Questa volta però le urla non arrivano. Sento due giri di chiave a
una porta blindata del piano di sopra e poco dopo un suono di
campanello sul pianerottolo. Un breve silenzio. Poi sento parlottare.
Subito dopo qualcuno scende le scale rumorosamente. Suonano alla
porta. Alla mia porta. Vorrei far finta di non essere in casa, potrei
farlo, in fondo che ne sanno di chi c'è e di chi non c'è, e poi,
perchè suonano proprio a me, siamo in tanti in questo maledetto
posto.Vado ad aprire. Mi trovo davanti la moglie del vecchio. Non so
quale occhio guardare. Guardo un punto al centro della fronte. Mi
chiede se posso aiutarla, è sola in casa, suo figlio è uscito e suo
marito è caduto dal letto. Non si agita. Parla piano, con tono
rassegnato e un'espressione mortificata, di quelle esibite al
bisogno. Mi precede e salgo con lei le scale fino al quarto piano con
addosso un senso di stretta allo stomaco, adeguandomi alla sua
andatura che non è veloce come mi aspetterei, vista la situazione.
Arriviamo sulla soglia della porta di casa dove vedo appesa una
decorazione natalizia, di quelle che si vedono appese alle porte
delle abitazioni in questo periodo, in quasi tutte le porte, non
sulla mia.
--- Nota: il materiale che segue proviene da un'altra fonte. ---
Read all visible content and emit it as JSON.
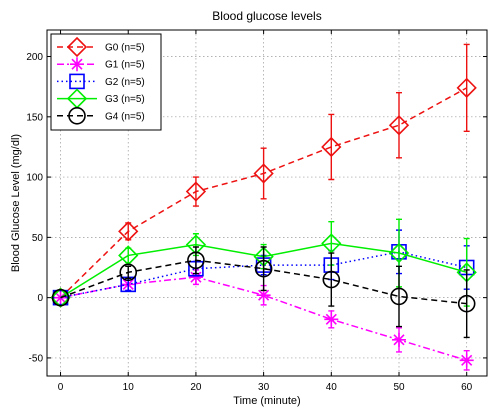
{
  "chart_data": {
    "type": "line",
    "title": "Blood glucose levels",
    "xlabel": "Time (minute)",
    "ylabel": "Blood Glucose Level (mg/dl)",
    "xlim": [
      -2,
      63
    ],
    "ylim": [
      -65,
      222
    ],
    "x_ticks": [
      0,
      10,
      20,
      30,
      40,
      50,
      60
    ],
    "y_ticks": [
      -50,
      0,
      50,
      100,
      150,
      200
    ],
    "grid": true,
    "legend_position": "top-left",
    "x": [
      0,
      10,
      20,
      30,
      40,
      50,
      60
    ],
    "series": [
      {
        "name": "G0 (n=5)",
        "color": "#ee1111",
        "line_style": "dashed",
        "marker": "diamond",
        "values": [
          0,
          55,
          88,
          103,
          125,
          143,
          174
        ],
        "errors": [
          0,
          7,
          12,
          21,
          27,
          27,
          36
        ]
      },
      {
        "name": "G1 (n=5)",
        "color": "#ff00ff",
        "line_style": "dashdot",
        "marker": "asterisk",
        "values": [
          0,
          11,
          17,
          2,
          -18,
          -35,
          -52
        ],
        "errors": [
          0,
          5,
          6,
          8,
          7,
          10,
          8
        ]
      },
      {
        "name": "G2 (n=5)",
        "color": "#0000ff",
        "line_style": "dotted",
        "marker": "square",
        "values": [
          0,
          11,
          24,
          27,
          27,
          38,
          25
        ],
        "errors": [
          0,
          5,
          6,
          8,
          12,
          18,
          18
        ]
      },
      {
        "name": "G3 (n=5)",
        "color": "#00ee00",
        "line_style": "solid",
        "marker": "diamond",
        "values": [
          0,
          35,
          44,
          34,
          45,
          37,
          21
        ],
        "errors": [
          0,
          6,
          9,
          10,
          18,
          28,
          28
        ]
      },
      {
        "name": "G4 (n=5)",
        "color": "#000000",
        "line_style": "dashed",
        "marker": "circle",
        "values": [
          0,
          21,
          31,
          24,
          15,
          1,
          -5
        ],
        "errors": [
          0,
          5,
          11,
          18,
          22,
          25,
          28
        ]
      }
    ]
  }
}
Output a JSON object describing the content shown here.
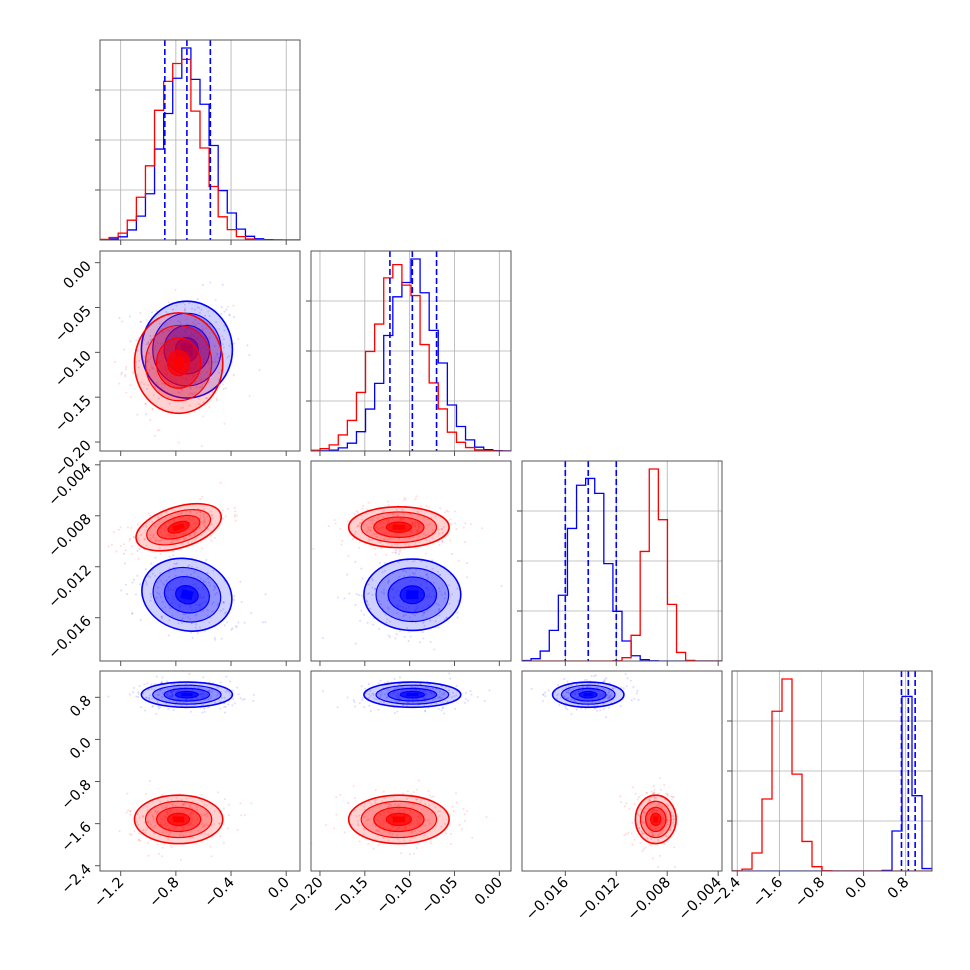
{
  "chart_data": {
    "type": "corner",
    "parameters": 4,
    "grid": true,
    "colors": {
      "series_a": "#0000ff",
      "series_b": "#ff0000",
      "frame": "#555555",
      "grid": "#b0b0b0"
    },
    "axes": [
      {
        "range": [
          -1.35,
          0.1
        ],
        "ticks": [
          -1.2,
          -0.8,
          -0.4,
          0.0
        ],
        "tick_labels": [
          "−1.2",
          "−0.8",
          "−0.4",
          "0.0"
        ]
      },
      {
        "range": [
          -0.21,
          0.013
        ],
        "ticks": [
          -0.2,
          -0.15,
          -0.1,
          -0.05,
          0.0
        ],
        "tick_labels": [
          "−0.20",
          "−0.15",
          "−0.10",
          "−0.05",
          "0.00"
        ]
      },
      {
        "range": [
          -0.0194,
          -0.0037
        ],
        "ticks": [
          -0.016,
          -0.012,
          -0.008,
          -0.004
        ],
        "tick_labels": [
          "−0.016",
          "−0.012",
          "−0.008",
          "−0.004"
        ]
      },
      {
        "range": [
          -2.5,
          1.3
        ],
        "ticks": [
          -2.4,
          -1.6,
          -0.8,
          0.0,
          0.8
        ],
        "tick_labels": [
          "−2.4",
          "−1.6",
          "−0.8",
          "0.0",
          "0.8"
        ]
      }
    ],
    "series": [
      {
        "color": "#0000ff",
        "mean": [
          -0.72,
          -0.097,
          -0.0142,
          0.85
        ],
        "sd": [
          0.165,
          0.027,
          0.0014,
          0.12
        ],
        "corr_1_3": -0.4,
        "quantiles": [
          [
            -0.88,
            -0.72,
            -0.55
          ],
          [
            -0.122,
            -0.097,
            -0.07
          ],
          [
            -0.016,
            -0.0142,
            -0.012
          ],
          [
            0.72,
            0.85,
            0.98
          ]
        ]
      },
      {
        "color": "#ff0000",
        "mean": [
          -0.78,
          -0.112,
          -0.0089,
          -1.52
        ],
        "sd": [
          0.16,
          0.028,
          0.0008,
          0.23
        ],
        "corr_1_3": 0.5
      }
    ]
  }
}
Entriamo nell’appartamento semibuio, lei mi fa strada
attraversando il soggiorno, accende la luce all'inizio del corridoio
e si dirige verso la stanza in fondo, dove c’è già Giuseppe, mi
dice, il vicino che abita con loro al quarto piano, allertato prima
di me. Entro nella camera. E' una stanza grande, dove però c'è solo
un letto piuttosto basso vicino alla finestra, attrezzato solo da un
lato con una sponda di quelle che ho visto nei letti d'ospedale
quando andavo a trovare un parente anziano, e un piccolo tavolo
accanto al letto stracolmo di scatole di medicinali, fazzoletti in
carta da naso usati e appallottolati uno sull'altro, una tazza, un
bicchiere, una bottiglia d'acqua riempita a metà. Si sente appena il
sobbollire del deumidificatore collegato alla presa sul lato opposto
all'ingresso della stanza. La luce, è quella minima di un'abat-jour
posata a pavimento. C'è un corpo a terra accanto al letto, il corpo
di uomo vecchio che non avevo mai visto e che ho sempre immaginato
sofferente. Giuseppe è accanto a lui e gli parla. Lui, si lamenta
piano. Ho paura, la stretta allo stomaco si fa più forte. E' nudo
sul pavimento a piastrelle arancioni effetto cotto, coperto solo da
uno straccio bianco che la moglie, stizzita, gli getta sul sesso un
attimo prima che io possa vedere. Non capisco perchè sia nudo. Forse
lo stava cambiando. Deglutisco, faccio cenno a Giuseppe di prendere
quel corpo inerme sotto le ascelle abbracciandolo, mentre io lo
afferro per le gambe. Il tempo dello spostamento mi sembra eterno.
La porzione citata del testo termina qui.